The first catalogue set, dating from 1769 to 1849 and bound in 13 volumes, went to the British Museum, along with a set of catalogues of the Society of Artists of Great Britain, dating from 1760 to 1791 and bound in nine volumes.

The second catalogue set—which went to the Royal Academy—was based on the run of exhibition catalogues collected by the printmaker Edward Bell. Bell himself, it is thought, had already worked up an index to them.

In 1833, Anderdon bought from Gérard Jacob-Kolb (fr:Gérard Jacob-Kolb) a 38-volume extra-illustrated compilation of 1823, based on the Biographie universelle, ancienne et moderne and other sources.

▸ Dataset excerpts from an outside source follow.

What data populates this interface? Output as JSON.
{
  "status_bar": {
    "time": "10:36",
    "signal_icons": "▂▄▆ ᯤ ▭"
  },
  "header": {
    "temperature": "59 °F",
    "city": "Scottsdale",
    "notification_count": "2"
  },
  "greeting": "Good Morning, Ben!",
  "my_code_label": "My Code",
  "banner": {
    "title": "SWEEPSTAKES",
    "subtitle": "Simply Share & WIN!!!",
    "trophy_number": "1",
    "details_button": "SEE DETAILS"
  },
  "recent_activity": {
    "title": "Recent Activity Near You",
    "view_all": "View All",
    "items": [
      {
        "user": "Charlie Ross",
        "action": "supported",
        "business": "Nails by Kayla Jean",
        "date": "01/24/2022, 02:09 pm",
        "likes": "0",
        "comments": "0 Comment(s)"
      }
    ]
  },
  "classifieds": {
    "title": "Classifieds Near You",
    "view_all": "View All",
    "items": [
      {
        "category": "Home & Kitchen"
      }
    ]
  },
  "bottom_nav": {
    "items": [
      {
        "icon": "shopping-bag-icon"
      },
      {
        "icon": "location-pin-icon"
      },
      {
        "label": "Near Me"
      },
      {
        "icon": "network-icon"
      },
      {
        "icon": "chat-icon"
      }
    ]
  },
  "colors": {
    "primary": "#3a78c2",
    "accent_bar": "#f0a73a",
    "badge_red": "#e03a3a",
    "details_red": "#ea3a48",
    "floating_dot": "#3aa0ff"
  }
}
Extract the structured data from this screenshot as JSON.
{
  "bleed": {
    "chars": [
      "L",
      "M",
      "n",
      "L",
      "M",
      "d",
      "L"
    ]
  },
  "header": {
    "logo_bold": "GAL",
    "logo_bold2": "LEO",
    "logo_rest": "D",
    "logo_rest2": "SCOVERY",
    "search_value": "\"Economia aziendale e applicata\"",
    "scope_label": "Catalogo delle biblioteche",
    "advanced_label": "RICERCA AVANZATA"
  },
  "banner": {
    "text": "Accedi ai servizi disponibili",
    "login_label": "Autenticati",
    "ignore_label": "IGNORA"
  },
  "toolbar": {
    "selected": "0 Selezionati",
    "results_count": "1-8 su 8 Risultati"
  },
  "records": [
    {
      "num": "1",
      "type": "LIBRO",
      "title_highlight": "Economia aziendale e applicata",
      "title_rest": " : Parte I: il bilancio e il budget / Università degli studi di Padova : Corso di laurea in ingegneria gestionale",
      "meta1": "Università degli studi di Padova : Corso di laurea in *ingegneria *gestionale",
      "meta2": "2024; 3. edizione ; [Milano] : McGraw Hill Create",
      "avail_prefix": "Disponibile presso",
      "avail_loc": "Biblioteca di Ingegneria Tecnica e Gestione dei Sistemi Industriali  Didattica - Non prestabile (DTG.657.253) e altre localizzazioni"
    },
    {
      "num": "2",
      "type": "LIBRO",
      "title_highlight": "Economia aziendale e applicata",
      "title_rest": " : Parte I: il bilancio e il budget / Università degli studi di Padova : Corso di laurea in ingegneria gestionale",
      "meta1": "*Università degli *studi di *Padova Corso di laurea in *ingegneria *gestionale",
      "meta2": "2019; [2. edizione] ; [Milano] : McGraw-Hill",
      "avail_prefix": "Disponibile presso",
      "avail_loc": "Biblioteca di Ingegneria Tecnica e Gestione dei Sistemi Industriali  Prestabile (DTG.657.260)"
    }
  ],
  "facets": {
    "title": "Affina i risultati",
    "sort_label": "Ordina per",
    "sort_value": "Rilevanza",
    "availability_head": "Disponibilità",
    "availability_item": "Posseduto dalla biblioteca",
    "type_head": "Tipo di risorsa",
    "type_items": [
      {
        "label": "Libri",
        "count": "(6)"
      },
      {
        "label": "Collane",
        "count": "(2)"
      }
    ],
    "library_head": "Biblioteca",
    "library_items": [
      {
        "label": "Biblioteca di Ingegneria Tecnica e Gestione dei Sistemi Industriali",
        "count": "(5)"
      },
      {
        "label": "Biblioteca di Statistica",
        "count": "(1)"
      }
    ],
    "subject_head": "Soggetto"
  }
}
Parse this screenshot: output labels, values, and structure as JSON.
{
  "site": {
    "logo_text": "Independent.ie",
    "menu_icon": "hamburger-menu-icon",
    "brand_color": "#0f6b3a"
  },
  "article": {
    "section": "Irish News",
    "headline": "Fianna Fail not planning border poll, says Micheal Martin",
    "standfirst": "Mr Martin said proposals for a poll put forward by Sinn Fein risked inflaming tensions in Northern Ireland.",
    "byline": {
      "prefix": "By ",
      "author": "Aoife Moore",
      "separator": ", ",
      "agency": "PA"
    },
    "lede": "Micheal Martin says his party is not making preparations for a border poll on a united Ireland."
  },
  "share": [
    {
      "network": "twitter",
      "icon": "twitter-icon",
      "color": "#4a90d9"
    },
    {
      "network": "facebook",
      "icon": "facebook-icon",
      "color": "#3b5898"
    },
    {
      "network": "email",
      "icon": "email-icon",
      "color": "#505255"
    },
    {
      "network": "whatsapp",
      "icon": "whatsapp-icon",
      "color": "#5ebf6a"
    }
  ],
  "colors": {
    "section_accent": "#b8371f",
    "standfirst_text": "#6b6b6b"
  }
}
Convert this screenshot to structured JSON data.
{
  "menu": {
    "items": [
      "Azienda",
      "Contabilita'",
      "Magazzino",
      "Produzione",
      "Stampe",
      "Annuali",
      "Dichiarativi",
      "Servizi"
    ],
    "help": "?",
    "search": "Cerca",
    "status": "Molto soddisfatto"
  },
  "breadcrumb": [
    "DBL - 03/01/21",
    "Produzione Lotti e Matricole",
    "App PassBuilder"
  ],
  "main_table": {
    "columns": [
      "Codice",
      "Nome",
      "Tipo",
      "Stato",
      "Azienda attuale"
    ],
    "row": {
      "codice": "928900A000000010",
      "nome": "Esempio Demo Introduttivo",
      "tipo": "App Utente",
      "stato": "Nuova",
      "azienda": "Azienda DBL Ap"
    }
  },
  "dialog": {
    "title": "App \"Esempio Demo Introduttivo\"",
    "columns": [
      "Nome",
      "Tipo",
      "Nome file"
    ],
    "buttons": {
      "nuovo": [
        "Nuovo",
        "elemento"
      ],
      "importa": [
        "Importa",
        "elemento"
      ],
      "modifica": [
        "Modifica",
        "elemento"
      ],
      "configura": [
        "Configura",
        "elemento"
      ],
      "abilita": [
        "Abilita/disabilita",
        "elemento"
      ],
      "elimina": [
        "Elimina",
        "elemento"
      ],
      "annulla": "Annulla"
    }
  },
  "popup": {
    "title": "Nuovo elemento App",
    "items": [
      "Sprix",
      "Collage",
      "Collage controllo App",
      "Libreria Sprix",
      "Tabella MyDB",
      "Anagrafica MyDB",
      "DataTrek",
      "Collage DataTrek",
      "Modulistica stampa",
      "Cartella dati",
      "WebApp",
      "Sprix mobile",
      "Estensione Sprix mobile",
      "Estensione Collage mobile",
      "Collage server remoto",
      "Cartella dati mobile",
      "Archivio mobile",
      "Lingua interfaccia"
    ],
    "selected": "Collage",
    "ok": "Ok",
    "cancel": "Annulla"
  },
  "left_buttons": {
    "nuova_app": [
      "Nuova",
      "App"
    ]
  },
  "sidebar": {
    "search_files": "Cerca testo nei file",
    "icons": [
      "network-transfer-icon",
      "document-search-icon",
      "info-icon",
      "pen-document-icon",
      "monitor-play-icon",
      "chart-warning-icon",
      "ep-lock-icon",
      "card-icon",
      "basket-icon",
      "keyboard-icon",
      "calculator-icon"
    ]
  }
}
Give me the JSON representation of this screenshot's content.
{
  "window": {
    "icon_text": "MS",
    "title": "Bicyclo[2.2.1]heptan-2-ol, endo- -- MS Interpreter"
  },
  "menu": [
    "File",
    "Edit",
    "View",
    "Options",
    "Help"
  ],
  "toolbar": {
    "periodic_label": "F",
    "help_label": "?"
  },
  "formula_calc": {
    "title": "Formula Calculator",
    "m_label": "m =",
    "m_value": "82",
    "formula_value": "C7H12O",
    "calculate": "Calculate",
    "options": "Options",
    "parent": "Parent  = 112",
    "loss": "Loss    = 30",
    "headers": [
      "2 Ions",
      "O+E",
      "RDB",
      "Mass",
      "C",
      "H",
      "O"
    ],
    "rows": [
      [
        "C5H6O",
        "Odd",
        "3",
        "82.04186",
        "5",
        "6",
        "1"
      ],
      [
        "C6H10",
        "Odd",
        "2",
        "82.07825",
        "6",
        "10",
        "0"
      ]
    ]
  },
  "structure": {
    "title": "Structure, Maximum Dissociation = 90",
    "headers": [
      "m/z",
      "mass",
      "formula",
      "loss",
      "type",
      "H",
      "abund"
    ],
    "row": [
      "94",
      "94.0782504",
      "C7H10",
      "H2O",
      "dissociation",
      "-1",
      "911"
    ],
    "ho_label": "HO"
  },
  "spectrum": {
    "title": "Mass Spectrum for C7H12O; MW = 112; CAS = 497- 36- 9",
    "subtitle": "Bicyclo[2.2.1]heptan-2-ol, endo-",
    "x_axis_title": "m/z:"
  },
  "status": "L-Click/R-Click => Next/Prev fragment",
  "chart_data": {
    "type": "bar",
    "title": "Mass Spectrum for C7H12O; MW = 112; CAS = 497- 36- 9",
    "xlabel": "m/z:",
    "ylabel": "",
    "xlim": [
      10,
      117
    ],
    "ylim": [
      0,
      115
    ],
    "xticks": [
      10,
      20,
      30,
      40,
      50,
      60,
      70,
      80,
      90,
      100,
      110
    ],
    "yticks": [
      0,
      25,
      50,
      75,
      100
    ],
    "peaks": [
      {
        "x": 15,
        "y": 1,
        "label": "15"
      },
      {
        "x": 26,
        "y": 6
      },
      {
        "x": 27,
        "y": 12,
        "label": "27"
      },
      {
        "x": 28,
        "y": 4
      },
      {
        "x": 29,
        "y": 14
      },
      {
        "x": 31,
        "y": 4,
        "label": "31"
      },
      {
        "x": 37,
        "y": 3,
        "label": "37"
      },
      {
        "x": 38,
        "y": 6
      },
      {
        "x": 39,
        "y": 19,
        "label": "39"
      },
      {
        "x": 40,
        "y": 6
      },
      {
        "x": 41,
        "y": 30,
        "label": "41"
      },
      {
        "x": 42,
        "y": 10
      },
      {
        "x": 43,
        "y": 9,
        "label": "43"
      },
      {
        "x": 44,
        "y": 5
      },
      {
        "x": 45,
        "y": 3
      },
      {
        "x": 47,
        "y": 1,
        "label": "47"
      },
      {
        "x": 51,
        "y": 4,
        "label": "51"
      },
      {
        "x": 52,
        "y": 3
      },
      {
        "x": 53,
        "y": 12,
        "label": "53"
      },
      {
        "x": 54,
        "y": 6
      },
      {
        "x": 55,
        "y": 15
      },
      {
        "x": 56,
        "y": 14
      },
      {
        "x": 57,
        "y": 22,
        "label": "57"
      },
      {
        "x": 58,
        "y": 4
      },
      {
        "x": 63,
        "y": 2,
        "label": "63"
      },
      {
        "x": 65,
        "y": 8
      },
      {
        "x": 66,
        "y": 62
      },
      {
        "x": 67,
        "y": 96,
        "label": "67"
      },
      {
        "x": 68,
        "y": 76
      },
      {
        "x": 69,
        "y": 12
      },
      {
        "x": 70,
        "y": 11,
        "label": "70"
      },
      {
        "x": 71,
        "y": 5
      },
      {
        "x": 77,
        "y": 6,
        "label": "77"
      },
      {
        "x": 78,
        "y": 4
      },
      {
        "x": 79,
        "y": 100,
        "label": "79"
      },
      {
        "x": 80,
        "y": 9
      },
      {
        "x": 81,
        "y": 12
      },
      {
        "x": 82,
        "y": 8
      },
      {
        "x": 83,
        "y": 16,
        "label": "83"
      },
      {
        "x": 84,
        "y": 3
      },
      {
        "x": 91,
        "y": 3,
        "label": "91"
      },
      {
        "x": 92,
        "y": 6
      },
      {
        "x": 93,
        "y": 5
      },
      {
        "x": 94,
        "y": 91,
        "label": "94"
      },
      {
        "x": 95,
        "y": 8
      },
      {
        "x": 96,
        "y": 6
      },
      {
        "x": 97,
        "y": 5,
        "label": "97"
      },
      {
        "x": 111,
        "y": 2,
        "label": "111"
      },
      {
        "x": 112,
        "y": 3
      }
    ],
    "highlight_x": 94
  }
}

Anderdon then developed it under the name Collectanea Biographica, over most of the rest of his life, binding it in 1853 in 105 volumes. He left it to his half-sister Emma Mary, widow of Thomas Campbell Robertson, reportedly in 150 volumes. Her executors sold it in 1881 for a nominal price to the British Museum, where it is kept in the Keeper's Office of the Print Room.

A further work of extra-illustration was based on the Anecdotes of painters who have resided or been born on England (1808) of Edward Edwards, itself a supplement to a work by Horace Walpole. Again, it went to the British Museum.